Figure 1. LRRK2 mutations and domains.

Many variants in LRRK2 have been reported; some are clearly pathogenic, some are clearly not pathogenic and many are unclear. The tests for pathogenicity are either segregation (blue box) within families or association with disease across populations (yellow box) and mutations that pass either of these tests are placed in an approximate relationship to the linear sequence of the protein. Some mutations, such as R1441H, are probably causal but segregation data is less clear and these are listed in the grey box.

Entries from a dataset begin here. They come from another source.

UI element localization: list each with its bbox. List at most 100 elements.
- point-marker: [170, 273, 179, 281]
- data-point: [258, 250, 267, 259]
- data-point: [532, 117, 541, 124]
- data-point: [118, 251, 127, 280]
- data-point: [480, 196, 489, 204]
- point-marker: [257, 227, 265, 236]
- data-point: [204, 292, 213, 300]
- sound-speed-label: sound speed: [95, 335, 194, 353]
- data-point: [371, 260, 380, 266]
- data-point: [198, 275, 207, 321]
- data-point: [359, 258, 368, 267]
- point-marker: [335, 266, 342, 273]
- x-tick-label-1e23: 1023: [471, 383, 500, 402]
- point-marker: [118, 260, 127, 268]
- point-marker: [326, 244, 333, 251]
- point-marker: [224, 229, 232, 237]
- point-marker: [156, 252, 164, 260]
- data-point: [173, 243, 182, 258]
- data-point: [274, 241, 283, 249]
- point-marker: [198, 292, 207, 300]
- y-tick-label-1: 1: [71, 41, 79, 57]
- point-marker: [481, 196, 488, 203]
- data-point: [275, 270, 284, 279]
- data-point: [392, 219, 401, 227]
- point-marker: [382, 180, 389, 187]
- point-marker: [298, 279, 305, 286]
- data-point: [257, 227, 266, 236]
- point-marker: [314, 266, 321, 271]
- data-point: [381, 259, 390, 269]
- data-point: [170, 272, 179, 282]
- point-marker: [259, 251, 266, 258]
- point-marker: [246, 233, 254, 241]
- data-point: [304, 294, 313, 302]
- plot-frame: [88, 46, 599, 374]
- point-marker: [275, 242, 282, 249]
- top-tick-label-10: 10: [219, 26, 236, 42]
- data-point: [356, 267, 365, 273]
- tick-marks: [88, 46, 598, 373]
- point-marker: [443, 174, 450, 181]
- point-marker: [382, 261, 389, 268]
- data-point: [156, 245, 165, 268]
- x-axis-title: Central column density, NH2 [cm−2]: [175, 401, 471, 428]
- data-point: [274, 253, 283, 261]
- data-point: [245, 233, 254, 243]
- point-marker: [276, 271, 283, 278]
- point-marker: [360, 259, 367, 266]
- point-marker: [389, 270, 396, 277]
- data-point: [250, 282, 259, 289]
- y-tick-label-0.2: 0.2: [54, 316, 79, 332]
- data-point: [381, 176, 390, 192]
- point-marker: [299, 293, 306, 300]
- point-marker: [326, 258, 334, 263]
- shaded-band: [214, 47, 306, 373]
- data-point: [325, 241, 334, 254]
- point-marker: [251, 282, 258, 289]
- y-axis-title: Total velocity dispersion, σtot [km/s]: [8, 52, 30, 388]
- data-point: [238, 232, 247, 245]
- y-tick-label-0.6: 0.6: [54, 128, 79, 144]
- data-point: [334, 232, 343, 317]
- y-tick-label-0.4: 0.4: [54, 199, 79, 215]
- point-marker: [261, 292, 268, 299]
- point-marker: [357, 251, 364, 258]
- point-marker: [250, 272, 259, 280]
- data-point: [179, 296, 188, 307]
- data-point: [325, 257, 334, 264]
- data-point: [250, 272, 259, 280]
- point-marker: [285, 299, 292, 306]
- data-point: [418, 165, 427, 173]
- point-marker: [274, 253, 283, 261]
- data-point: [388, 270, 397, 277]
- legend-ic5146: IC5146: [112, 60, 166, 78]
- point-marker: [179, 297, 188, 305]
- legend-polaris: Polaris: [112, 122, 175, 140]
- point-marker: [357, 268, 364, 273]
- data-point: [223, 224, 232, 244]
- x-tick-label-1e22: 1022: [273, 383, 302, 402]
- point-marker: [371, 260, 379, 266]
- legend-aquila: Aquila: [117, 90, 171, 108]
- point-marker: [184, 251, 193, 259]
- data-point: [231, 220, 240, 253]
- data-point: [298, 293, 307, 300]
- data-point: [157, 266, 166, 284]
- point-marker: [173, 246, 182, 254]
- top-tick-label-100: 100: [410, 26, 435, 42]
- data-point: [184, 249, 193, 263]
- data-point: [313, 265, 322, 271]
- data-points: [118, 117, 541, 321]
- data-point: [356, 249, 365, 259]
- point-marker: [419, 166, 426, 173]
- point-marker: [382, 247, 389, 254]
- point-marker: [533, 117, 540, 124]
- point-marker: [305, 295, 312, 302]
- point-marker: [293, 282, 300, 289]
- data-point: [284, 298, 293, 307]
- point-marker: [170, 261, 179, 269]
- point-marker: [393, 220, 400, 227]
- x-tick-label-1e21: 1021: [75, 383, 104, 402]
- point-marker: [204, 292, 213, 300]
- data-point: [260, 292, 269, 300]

Finally, a large number of polymorphic variants have been reported that are not likely to be pathogenic (white box). For the sake of clarity, not all reported mutations are listed. Here, we show only non-synonymous amino-acid-changing variants that were found only in controls (Paisán-Ruíz et al., 2008) and thus are very unlikely to be related to disease. The ideogram in the lower part of the Figure shows LRRK2 in a linear arrangement with each of the proposed domains labelled, from N- to C-termini; ANK, ankyrin-like repeats; LRR, leucine-rich repeats; ROC, Ras of complex proteins, GTPase domain; COR, C-terminal of ROC domain; kinase; WD40, a β-propeller-like domain made up of WD40 repeats. It should be noted that the clearly pathogenic variants cluster around the central enzymatic region, whereas clearly polymorphic changes are distributed throughout the molecule.